Иванов ничего не успел ответить, дверь щелкнула. Он просидел в кресле до трех часов. Забылся, потом брезгливо сунул бутылку в платяной шкаф, разделся и лег.
Все это случилось позавчера, а вчера, накануне отъезда, женщины вздумали назвать последний ужин в Париже «вечером отдыха». Больше других хлопотала об этом «вечере» хозяйка старого ФЭДа.
— Товарищи, товарищи, одну минуту, есть объявление! — лепетала она в автобусе и обращалась то к одному, то к другому. По ее словам, надо было принести с собой на ужин все оставшиеся «сувениры», что и было сделано. Бутылок «Столичной» оказалось так много, что за столами возникла торжественность. Пришел представитель туристической фирмы, господин в синей сорочке с галстуком-бабочкой. Никто не запомнил его имени. Он сказал несколько слов во имя дружбы и с великим трудом глотнул из бокала. Минуты две приходил в себя, а вскоре незаметно исчез.
В зале имелась небольшая эстрада, стоял рояль. Когда вежливые, в белых куртках, алжирцы разнесли мороженое, бритый профессор произнес речь и незаметно для себя вошел в роль тамады. Он каждому усиленно предлагал выступить или сделать что-то иное, например, спеть или прочесть стихи. Иванов наблюдал за всем этим с профессиональной точки зрения…
Ему хотелось еще раз увидеть вечерний Париж, а вместо этого он выслушивал нелепые и бесконечные тосты.
Слово взял мужчина одной из супружеских пар. Он рассказал анекдот. Затем говорил Саманский, причем такую несуразицу, что все замахали руками. Нашлась и певица. Та самая, что имела манеру перекладывать за обедом куски из своей тарелки в тарелку соседа: «Пожалуйста, съешьте, мне ни за что не съесть». Она под свой собственный аккомпанемент спела романс на слова Беранже. «Подайте милостыню ей!» — звенело под потолком чуть ли не басом.

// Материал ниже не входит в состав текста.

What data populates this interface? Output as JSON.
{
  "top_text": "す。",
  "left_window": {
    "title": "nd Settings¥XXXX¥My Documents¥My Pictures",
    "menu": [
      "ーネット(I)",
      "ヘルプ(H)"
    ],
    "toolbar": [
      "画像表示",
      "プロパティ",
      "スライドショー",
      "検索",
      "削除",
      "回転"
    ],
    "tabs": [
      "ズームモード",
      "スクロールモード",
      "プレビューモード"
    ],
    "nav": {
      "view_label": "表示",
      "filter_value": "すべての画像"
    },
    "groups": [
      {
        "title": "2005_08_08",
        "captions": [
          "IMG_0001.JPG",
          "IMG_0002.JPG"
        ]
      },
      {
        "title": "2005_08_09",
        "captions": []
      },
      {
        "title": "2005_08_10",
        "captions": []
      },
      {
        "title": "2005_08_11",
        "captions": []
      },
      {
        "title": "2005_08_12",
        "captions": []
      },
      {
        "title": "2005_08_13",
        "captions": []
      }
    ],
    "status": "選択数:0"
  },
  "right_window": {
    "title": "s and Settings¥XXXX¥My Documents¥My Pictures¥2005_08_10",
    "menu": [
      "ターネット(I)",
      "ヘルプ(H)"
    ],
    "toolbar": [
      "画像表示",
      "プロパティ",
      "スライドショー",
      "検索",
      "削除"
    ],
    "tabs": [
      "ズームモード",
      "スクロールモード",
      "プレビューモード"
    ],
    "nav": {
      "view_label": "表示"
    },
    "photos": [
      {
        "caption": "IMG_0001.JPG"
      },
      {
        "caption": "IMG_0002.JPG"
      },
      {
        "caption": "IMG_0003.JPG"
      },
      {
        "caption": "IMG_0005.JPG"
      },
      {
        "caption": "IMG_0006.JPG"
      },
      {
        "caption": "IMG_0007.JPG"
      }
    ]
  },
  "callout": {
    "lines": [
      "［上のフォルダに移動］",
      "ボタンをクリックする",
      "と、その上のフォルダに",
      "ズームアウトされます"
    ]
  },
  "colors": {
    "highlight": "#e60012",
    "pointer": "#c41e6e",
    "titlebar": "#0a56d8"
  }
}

— Александр Николаевич, а вы что отсиживаетесь? Вам, вам слово! — кричал бритый профессор.
Иванов водку не пил, но французское розовое тоже имело силу. В голове образовалась каша, он не знал, что и о чем он думает. К счастью, профессор перекинулся на Аркадия. «Почему все они такие уверенные в себе? — подумалось Иванову. — Профессор, хозяйка ФЭДа. И этот пижон с грустной улыбкой. А что он читает? Экспромт? Нет, наверняка придумано раньше»…
Жидкие хлопки заставили Бриша и Мирского прервать разговор на какую-то важную тему. Но они продолжали объясняться даже и тогда, когда на эстраду вышла раскрасневшаяся Люба Медведева. Сначала она играла неуверенно, помогая рукам всем корпусом. Под конец движения стали раскованнее, эластичней, музыка начала как бы отдаляться от исполнителя. Любу вынудили играть еще и еще. Иванов достал авторучку и написал на бумажной салфетке: «Чайковский. „Июнь. Баркарола“. Если можно». Он послал эту записочку по эстафете, но было поздно, Люба как раз убегала с эстрады. Она села, пробежала глазами записку и вдруг отвернулась. Прикусывая губы, шевельнула ресницами.